Accounting and Related Financial Services
Consider that in the realm of Accounting services areas much of our client communications are intended to provide information and analyses upon which KPMG clients must be able to rely and actually implement business strategies and policy changes based on the information we provide. More particularly, a substantial proportion of our analyses and recommendations in these areas involve understanding the actual relevance and effect of highly complex government regulatory issues. In that regard, we do our clients absolutely no good by providing analyses in language that is as incomprehensible as the language in which government regulations are typically communicated. In addition to paying KPMG for substantive analyses, our clients are also paying us to synthesize our analyses in a manner that reduces any unnecessary barriers to their full comprehension.

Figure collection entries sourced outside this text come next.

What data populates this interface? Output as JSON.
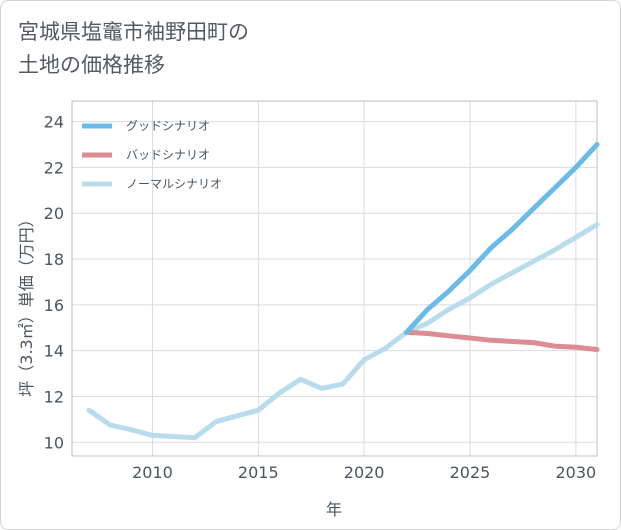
{
  "title_lines": [
    "宮城県塩竈市袖野田町の",
    "土地の価格推移"
  ],
  "chart_data": {
    "type": "line",
    "xlabel": "年",
    "ylabel": "坪（3.3㎡）単価（万円）",
    "xlim": [
      2006.2,
      2031
    ],
    "ylim": [
      9.4,
      24.9
    ],
    "xticks": [
      2010,
      2015,
      2020,
      2025,
      2030
    ],
    "yticks": [
      10,
      12,
      14,
      16,
      18,
      20,
      22,
      24
    ],
    "grid": true,
    "legend_position": "top-left",
    "series": [
      {
        "name": "グッドシナリオ",
        "color": "#6bbbe8",
        "x": [
          2022,
          2023,
          2024,
          2025,
          2026,
          2027,
          2028,
          2029,
          2030,
          2031
        ],
        "y": [
          14.8,
          15.8,
          16.6,
          17.5,
          18.5,
          19.3,
          20.2,
          21.1,
          22.0,
          23.0
        ]
      },
      {
        "name": "バッドシナリオ",
        "color": "#dc8c93",
        "x": [
          2022,
          2023,
          2024,
          2025,
          2026,
          2027,
          2028,
          2029,
          2030,
          2031
        ],
        "y": [
          14.8,
          14.75,
          14.65,
          14.55,
          14.45,
          14.4,
          14.35,
          14.2,
          14.15,
          14.05
        ]
      },
      {
        "name": "ノーマルシナリオ",
        "color": "#b9dced",
        "x": [
          2007,
          2008,
          2009,
          2010,
          2011,
          2012,
          2013,
          2014,
          2015,
          2016,
          2017,
          2018,
          2019,
          2020,
          2021,
          2022,
          2023,
          2024,
          2025,
          2026,
          2027,
          2028,
          2029,
          2030,
          2031
        ],
        "y": [
          11.4,
          10.75,
          10.55,
          10.3,
          10.25,
          10.2,
          10.9,
          11.15,
          11.4,
          12.15,
          12.75,
          12.35,
          12.55,
          13.6,
          14.1,
          14.8,
          15.2,
          15.8,
          16.3,
          16.9,
          17.4,
          17.9,
          18.4,
          18.95,
          19.5
        ]
      }
    ]
  }
}
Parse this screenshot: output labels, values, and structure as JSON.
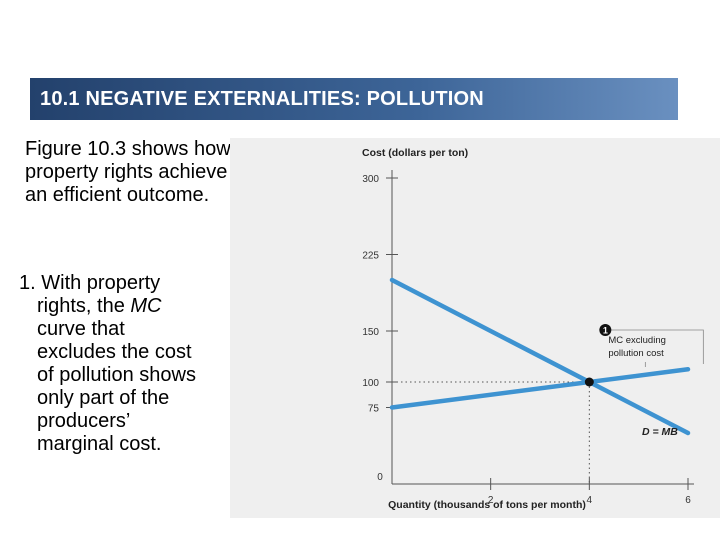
{
  "slide": {
    "title": "10.1 NEGATIVE EXTERNALITIES: POLLUTION",
    "para1": "Figure 10.3 shows how property rights achieve an efficient outcome.",
    "para2_number": "1.",
    "para2_lines": [
      "With property",
      "rights, the",
      "curve that",
      "excludes the cost",
      "of pollution shows",
      "only part of the",
      "producers’",
      "marginal cost."
    ],
    "para2_mc": "MC"
  },
  "colors": {
    "title_bg": "#2f5587",
    "curve": "#3e93d1",
    "chart_bg": "#efefef"
  },
  "chart_data": {
    "type": "line",
    "title": "",
    "ylabel": "Cost (dollars per ton)",
    "xlabel": "Quantity (thousands of tons per month)",
    "xlim": [
      0,
      6
    ],
    "ylim": [
      0,
      300
    ],
    "x_ticks": [
      "0",
      "2",
      "4",
      "6"
    ],
    "y_ticks": [
      "300",
      "225",
      "150",
      "100",
      "75"
    ],
    "series": [
      {
        "name": "D = MB",
        "x": [
          0,
          6
        ],
        "y": [
          200,
          50
        ]
      },
      {
        "name": "MC excluding pollution cost",
        "x": [
          0,
          6
        ],
        "y": [
          75,
          112.5
        ]
      }
    ],
    "equilibrium": {
      "x": 4,
      "y": 100
    },
    "callout_number": "1",
    "label_mc_line1": "MC excluding",
    "label_mc_line2": "pollution cost",
    "label_demand": "D = MB"
  }
}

Consulting and Legal Services
Similarly, KPMG provides comprehensive consulting services, much of which encompasses very specific legal analyses and recommendations pertaining to understanding and mitigating potential risks based on those analyses. Obviously, every element of analysis and advice that is incomprehensible to clients in these crucial areas diminishes its value. Unfortunately, the legal field has evolved over several centuries to rely very heavily on highly specific language with which laypeople are completely unfamiliar. In fact, cynics have often suggested that this aspect of the legal profession (among others) is actually deliberate because it increases the need for professional services in that field. The PEL concept will allow KPMG to maximize the value of consulting services to clients, especially to the extent those services involve legal matters.
Marketing Services
Generally, marketing services differ from other services provided by KPMG in that the final product is, by its nature, almost always already communicated in plain English. However, the processes involved throughout marketing communications production also frequently rely on industry-specific jargon that inhibits understanding among lay audiences. In that respect, it is detrimental to optimal client relations to continue relying on highly technical terminology. Moreover, because (unlike law and accounting), the marketing field is not (as) highly regarded as a professional field. As a result, clients may have less patience for language and terminology that is perceived as a deliberate attempt at inflating the importance of issues. In fact, it may very well be true that marketing jargon evolved in exactly the same manner as jargon in other fields. Nevertheless, whereas laypeople are patient with legal technical jargon, they are more likely to be annoyed by marketing managers who fail to speak in plain English.